Post by renard walt goyle on Feb 16, 2019 17:24:13 GMT -7
Apparently his stance on werewolves was interesting enough to have Ondina ordering another drink. That or she was bored to death and needed another to drown him out. Renard didn’t particularly care which it was, because he was going to talk about it regardless. Stopping him once he was on a tirade about the werewolf plague happening right under them would be like hopping into a Tube track and thinking you could stop an oncoming train. He knew the nuances and particulars of the laws surrounding werewolves and other beasts; that was his job. He also knew what would happen if the certain communities stepped out of line. The dogs were harder to control because there was an immeasurable amount of them out there and only the good ones turned themselves in for the registration list. But that also meant they were responsible for any of the bad ones that stepped out of line once they were in their areas, like the dog hotel. Those were the days Renard lived for, when he could slap them all with the law book and a pair of shackles for letting one of their own break out of the hotel during a moon and maul some poor woman or child to death. Doris wouldn’t see that coming at all. “Animals that have the ability to hide in plain sight,” Renard corrected her, pointing at her with the index finger of the hand holding his drink. “Vampires and centaurs sort of stick out, you might say. But the dogs?” he let out a short laugh, “There could be any number of them in here right now. Even good old Hans could be one.” Renard knew the bartender wasn’t a werewolf because he had seen the list of registered wolves in London. That and he was sure Donna wasn’t going to risk a liability like that. At least he hoped not.
“The story goes that Wolfsbane was supposed to be a cure,” Renard shrugged, “But you said it yourself, it’s just a suppressant, and not a very good one.” He had to give her that one, she knew what she was talking about. Whatever silly Ministry department she was located in had clearly taught her something, because Hogwarts certainly hadn’t done that. “Ondina, dear, I don’t need werewolves to get me through the day.

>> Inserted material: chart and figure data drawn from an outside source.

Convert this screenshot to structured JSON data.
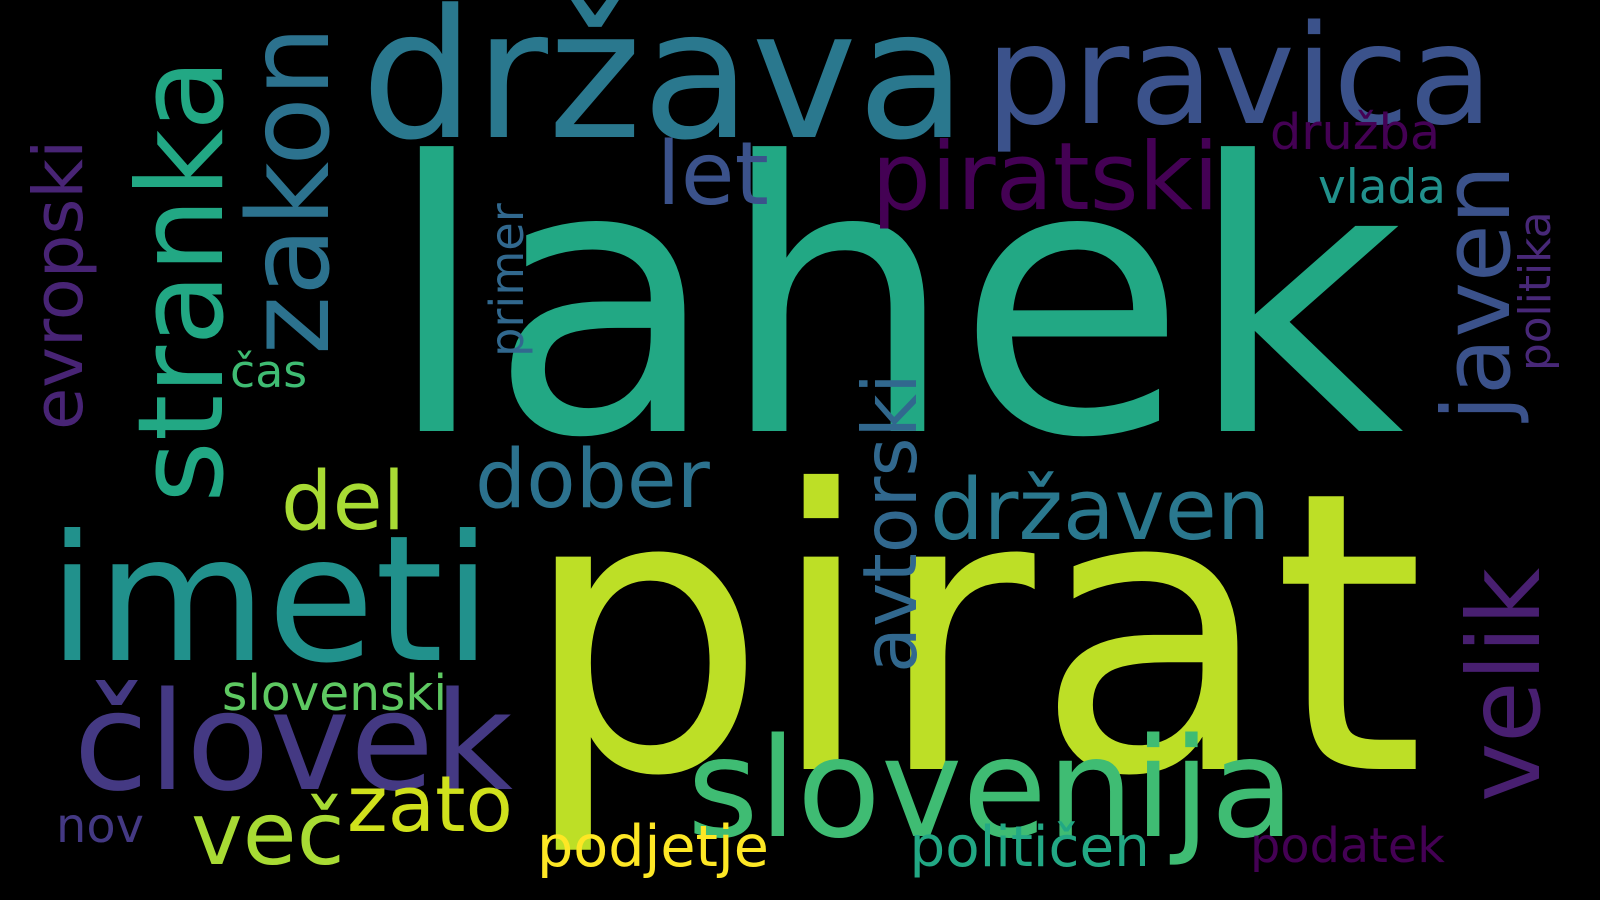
{
  "background": "#000000",
  "palette": {
    "viridis_yellow_green": "#bddf26",
    "viridis_teal_green": "#22a884",
    "viridis_teal": "#2a788e",
    "viridis_blue_teal": "#2c728e",
    "viridis_blue": "#3b528b",
    "viridis_indigo": "#443983",
    "viridis_purple": "#481f70",
    "viridis_green": "#3fbc73",
    "viridis_light_green": "#a8db34",
    "viridis_yellow": "#e5e419",
    "viridis_deep_purple": "#440154"
  },
  "words": [
    {
      "id": "lahek",
      "text": "lahek",
      "color": "#22a884"
    },
    {
      "id": "pirat",
      "text": "pirat",
      "color": "#bddf26"
    },
    {
      "id": "drzava",
      "text": "država",
      "color": "#2a788e"
    },
    {
      "id": "pravica",
      "text": "pravica",
      "color": "#3b528b"
    },
    {
      "id": "imeti",
      "text": "imeti",
      "color": "#21918c"
    },
    {
      "id": "stranka",
      "text": "stranka",
      "color": "#22a884"
    },
    {
      "id": "zakon",
      "text": "zakon",
      "color": "#2c728e"
    },
    {
      "id": "clovek",
      "text": "človek",
      "color": "#443983"
    },
    {
      "id": "slovenija",
      "text": "slovenija",
      "color": "#3fbc73"
    },
    {
      "id": "velik",
      "text": "velik",
      "color": "#481f70"
    },
    {
      "id": "javen",
      "text": "javen",
      "color": "#3b528b"
    },
    {
      "id": "piratski",
      "text": "piratski",
      "color": "#440154"
    },
    {
      "id": "evropski",
      "text": "evropski",
      "color": "#482475"
    },
    {
      "id": "let",
      "text": "let",
      "color": "#3b528b"
    },
    {
      "id": "drzaven",
      "text": "državen",
      "color": "#2a788e"
    },
    {
      "id": "dober",
      "text": "dober",
      "color": "#2c728e"
    },
    {
      "id": "avtorski",
      "text": "avtorski",
      "color": "#31688e"
    },
    {
      "id": "del",
      "text": "del",
      "color": "#a8db34"
    },
    {
      "id": "vec",
      "text": "več",
      "color": "#a8db34"
    },
    {
      "id": "zato",
      "text": "zato",
      "color": "#d0e11c"
    },
    {
      "id": "slovenski",
      "text": "slovenski",
      "color": "#5ec962"
    },
    {
      "id": "podjetje",
      "text": "podjetje",
      "color": "#fde725"
    },
    {
      "id": "politicen",
      "text": "političen",
      "color": "#22a884"
    },
    {
      "id": "podatek",
      "text": "podatek",
      "color": "#440154"
    },
    {
      "id": "nov",
      "text": "nov",
      "color": "#443983"
    },
    {
      "id": "druzba",
      "text": "družba",
      "color": "#440154"
    },
    {
      "id": "vlada",
      "text": "vlada",
      "color": "#21918c"
    },
    {
      "id": "primer",
      "text": "primer",
      "color": "#31688e"
    },
    {
      "id": "cas",
      "text": "čas",
      "color": "#3fbc73"
    },
    {
      "id": "politika",
      "text": "politika",
      "color": "#482878"
    }
  ]
}
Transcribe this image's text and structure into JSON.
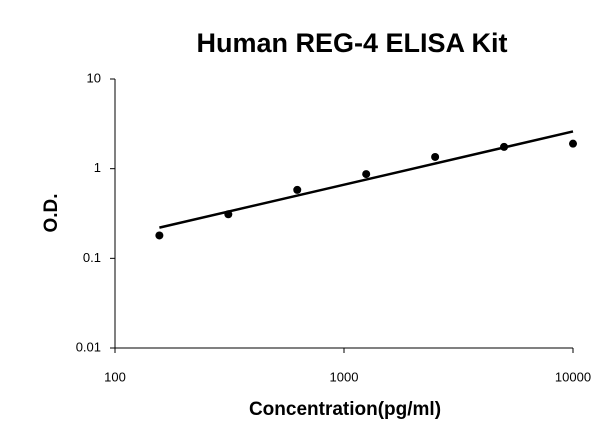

If they all poofed out of existence, I’d move onto blood-suckers.” That was about as honest as he could be. Vampires weren’t nearly as bad as the pooches were, but they could be if they really wanted to. Typically they had a higher level of intelligence and kept to themselves, which worked for him. Less problems meant a better working relationship. Clearing his throat after taking a sip of his drink, Renard continued, “And that means I’d have to keep a shorter leash on you. I’m sure you wouldn’t want that, would you?”